Second, concede that whites (guilt-ridden) will never purchase their forgiveness for slavery. The wars on drugs and poverty, and dozens of other programs designed to elevate the Black community, have only created bloated bureaucracies spending ever more money on things that just don’t work.
This includes the over-hyped concept of reparations. This sounds like something on the surface, but it’s a buzz word; nobody can even describe how it would work. It’s just one more opportunity for a failed government program run by bureaucrats.
Pick one city and change its culture. Forget New York; it’s beyond help. Chicago is the premier example of how governments are unable to stop violence, particularly Black-on-Black violence driven by a drug culture and encouraged by entertainers glorifying thuggery.
Chicago’s Black Mayor Lori Lightfoot was elected in 2019, promising “equity, transparency, accountability, diversity and inclusion, and transformation.”

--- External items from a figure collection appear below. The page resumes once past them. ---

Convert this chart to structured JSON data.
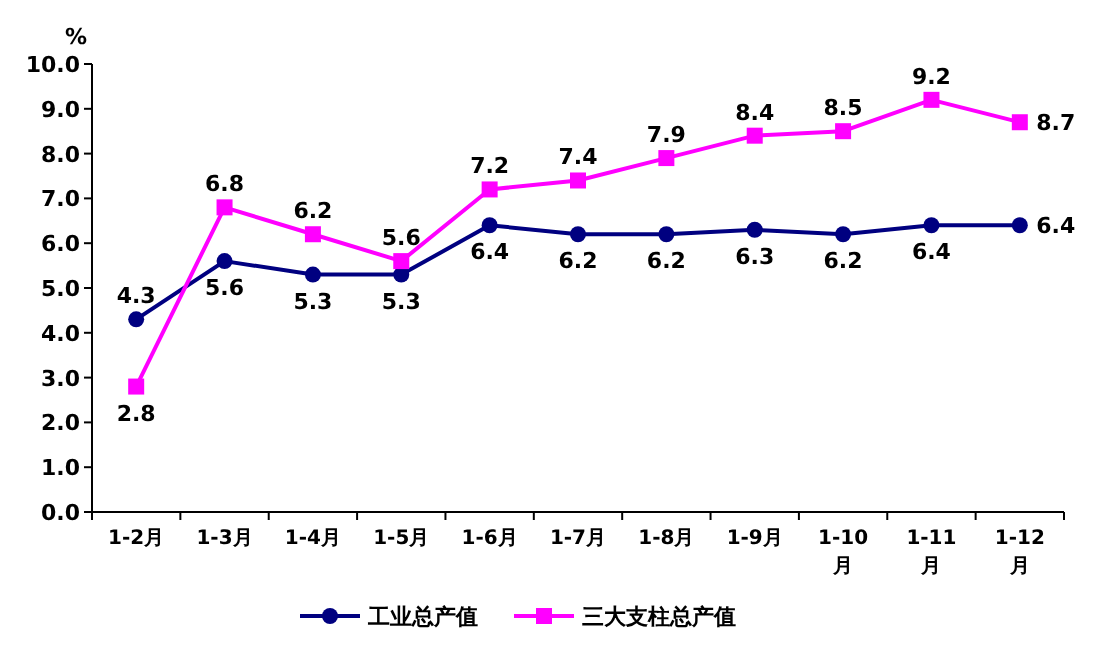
{
  "chart_data": {
    "type": "line",
    "ylabel": "%",
    "categories": [
      "1-2月",
      "1-3月",
      "1-4月",
      "1-5月",
      "1-6月",
      "1-7月",
      "1-8月",
      "1-9月",
      "1-10月",
      "1-11月",
      "1-12月"
    ],
    "series": [
      {
        "name": "工业总产值",
        "color": "#000080",
        "marker": "circle",
        "values": [
          4.3,
          5.6,
          5.3,
          5.3,
          6.4,
          6.2,
          6.2,
          6.3,
          6.2,
          6.4,
          6.4
        ]
      },
      {
        "name": "三大支柱总产值",
        "color": "#ff00ff",
        "marker": "square",
        "values": [
          2.8,
          6.8,
          6.2,
          5.6,
          7.2,
          7.4,
          7.9,
          8.4,
          8.5,
          9.2,
          8.7
        ]
      }
    ],
    "ylim": [
      0,
      10
    ],
    "yticks": [
      {
        "value": 0,
        "label": "0.0"
      },
      {
        "value": 1,
        "label": "1.0"
      },
      {
        "value": 2,
        "label": "2.0"
      },
      {
        "value": 3,
        "label": "3.0"
      },
      {
        "value": 4,
        "label": "4.0"
      },
      {
        "value": 5,
        "label": "5.0"
      },
      {
        "value": 6,
        "label": "6.0"
      },
      {
        "value": 7,
        "label": "7.0"
      },
      {
        "value": 8,
        "label": "8.0"
      },
      {
        "value": 9,
        "label": "9.0"
      },
      {
        "value": 10,
        "label": "10.0"
      }
    ],
    "data_labels": true,
    "legend": "bottom",
    "grid": false
  }
}
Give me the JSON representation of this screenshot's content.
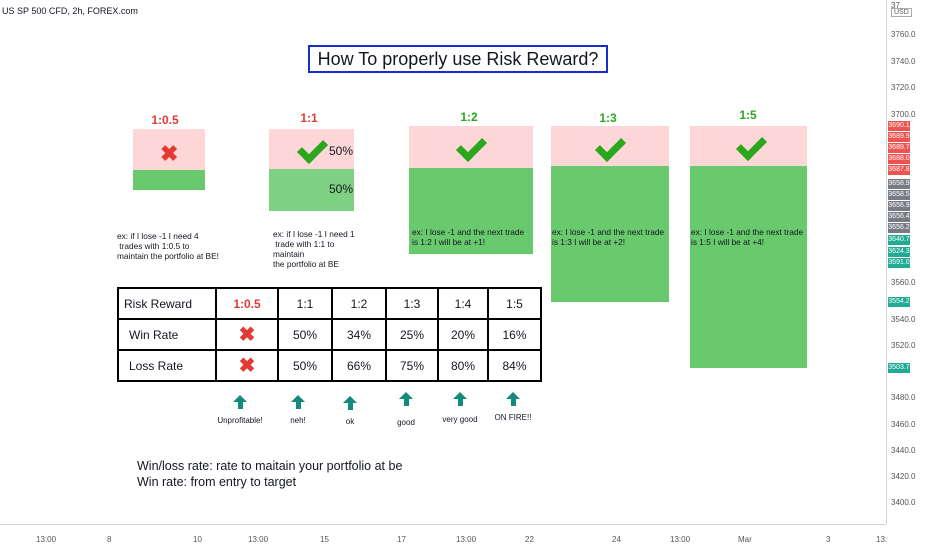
{
  "symbol": "US SP 500 CFD, 2h, FOREX.com",
  "title": "How To properly use Risk Reward?",
  "currency": "USD",
  "boxes": [
    {
      "label": "1:0.5",
      "label_color": "#e53935",
      "mark": "x",
      "note": "ex: if I lose -1 I need 4\n trades with 1:0.5 to\nmaintain the portfolio at BE!"
    },
    {
      "label": "1:1",
      "label_color": "#e53935",
      "mark": "check",
      "win_pct": "50%",
      "loss_pct": "50%",
      "note": "ex: if I lose -1 I need 1\n trade with 1:1 to\nmaintain\nthe portfolio at BE"
    },
    {
      "label": "1:2",
      "label_color": "#2aa71c",
      "mark": "check",
      "note": "ex: I lose -1 and the next trade\nis 1:2 I will be at +1!"
    },
    {
      "label": "1:3",
      "label_color": "#2aa71c",
      "mark": "check",
      "note": "ex: I lose -1 and the next trade\nis 1:3 I will be at +2!"
    },
    {
      "label": "1:5",
      "label_color": "#2aa71c",
      "mark": "check",
      "note": "ex: I lose -1 and the next trade\nis 1:5 I will be at +4!"
    }
  ],
  "table": {
    "header": [
      "Risk Reward",
      "1:0.5",
      "1:1",
      "1:2",
      "1:3",
      "1:4",
      "1:5"
    ],
    "win_rate": [
      "Win Rate",
      "✖",
      "50%",
      "34%",
      "25%",
      "20%",
      "16%"
    ],
    "loss_rate": [
      "Loss Rate",
      "✖",
      "50%",
      "66%",
      "75%",
      "80%",
      "84%"
    ]
  },
  "arrow_labels": [
    "Unprofitable!",
    "neh!",
    "ok",
    "good",
    "very good",
    "ON FIRE!!"
  ],
  "bottom_lines": [
    "Win/loss rate: rate to maitain your portfolio at be",
    "Win rate: from entry to target"
  ],
  "price_labels": [
    "3760.0",
    "3740.0",
    "3720.0",
    "3700.0",
    "3560.0",
    "3540.0",
    "3520.0",
    "3480.0",
    "3460.0",
    "3440.0",
    "3420.0",
    "3400.0"
  ],
  "price_badges": [
    {
      "v": "3690.1",
      "c": "#ef5350"
    },
    {
      "v": "3689.9",
      "c": "#ef5350"
    },
    {
      "v": "3689.7",
      "c": "#ef5350"
    },
    {
      "v": "3688.0",
      "c": "#ef5350"
    },
    {
      "v": "3687.8",
      "c": "#ef5350"
    },
    {
      "v": "3658.9",
      "c": "#787b86"
    },
    {
      "v": "3658.5",
      "c": "#787b86"
    },
    {
      "v": "3656.9",
      "c": "#787b86"
    },
    {
      "v": "3656.4",
      "c": "#787b86"
    },
    {
      "v": "3656.2",
      "c": "#787b86"
    },
    {
      "v": "3640.7",
      "c": "#22ab94"
    },
    {
      "v": "3624.3",
      "c": "#22ab94"
    },
    {
      "v": "3591.0",
      "c": "#22ab94"
    },
    {
      "v": "3554.2",
      "c": "#22ab94"
    },
    {
      "v": "3503.7",
      "c": "#22ab94"
    }
  ],
  "time_labels": [
    "13:00",
    "8",
    "10",
    "13:00",
    "15",
    "17",
    "13:00",
    "22",
    "24",
    "13:00",
    "Mar",
    "3",
    "13:"
  ]
}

Earlier this month, she blamed the COVID-19 pandemic for a spike in Chicago shootings. Could anyone have predicted a COVID-19 side-effect would be turning more Chicago Blacks into mindless killers?
No, shooting and homicide statistics in Chicago are comparable to before the Chinese virus. Shootings killed 18 the last weekend in June, including two children and a teenager. Among the 67 shot during the Fourth of July weekend were a 7-year-old girl and a 16-year-old boy.
Chicago is 32 percent Black (about 860,000). Along with the promises of the Black mayor, where better to send Black community leaders and @Black Lives Matter to cause positive change? That’s a small army to spread across Chicago’s 50 wards, delivering the message: “Stop the violence. No, really stop the violence.”
Why wouldn’t the Black community accept the Chicago Challenge? Are the members of that community afraid of success, finally proving that the Black community is capable of growing responsibly within an organized, lawful society?
Or are they afraid of failure? If Black leaders cannot drive success in their own communities, what does that say?
The problem cannot be that Blacks haven’t been given enough opportunity or have been able to rise above the horrible hardships visited upon their long-dead ancestors. Time has passed. Tell us pontificating professors of sociology, exactly how long should recovery take?
The occasional white, racist cop killing a Black man outrages me, but it just gives Blacks an excuse to claim eternal victimization. Yet the number of Blacks killing other Blacks dwarfs the number killed by whites, period.
(Mostly) Democrat mayors and governors have spent decades creating minority ghettos, promising, but never delivering, salvation. When it goes wrong with riots and destruction, they say this year it’s somehow President Donald Trump’s fault.
No. The responsibility for Black communities lies within the Black communities. Eventually, you have to stop blaming old white guys for your own failure to drag your ass out of a tough life and be successful. You can fix this.
Or @Black Lives Matter, you can burn your cities to the ground and see how that works out. It’s your choice.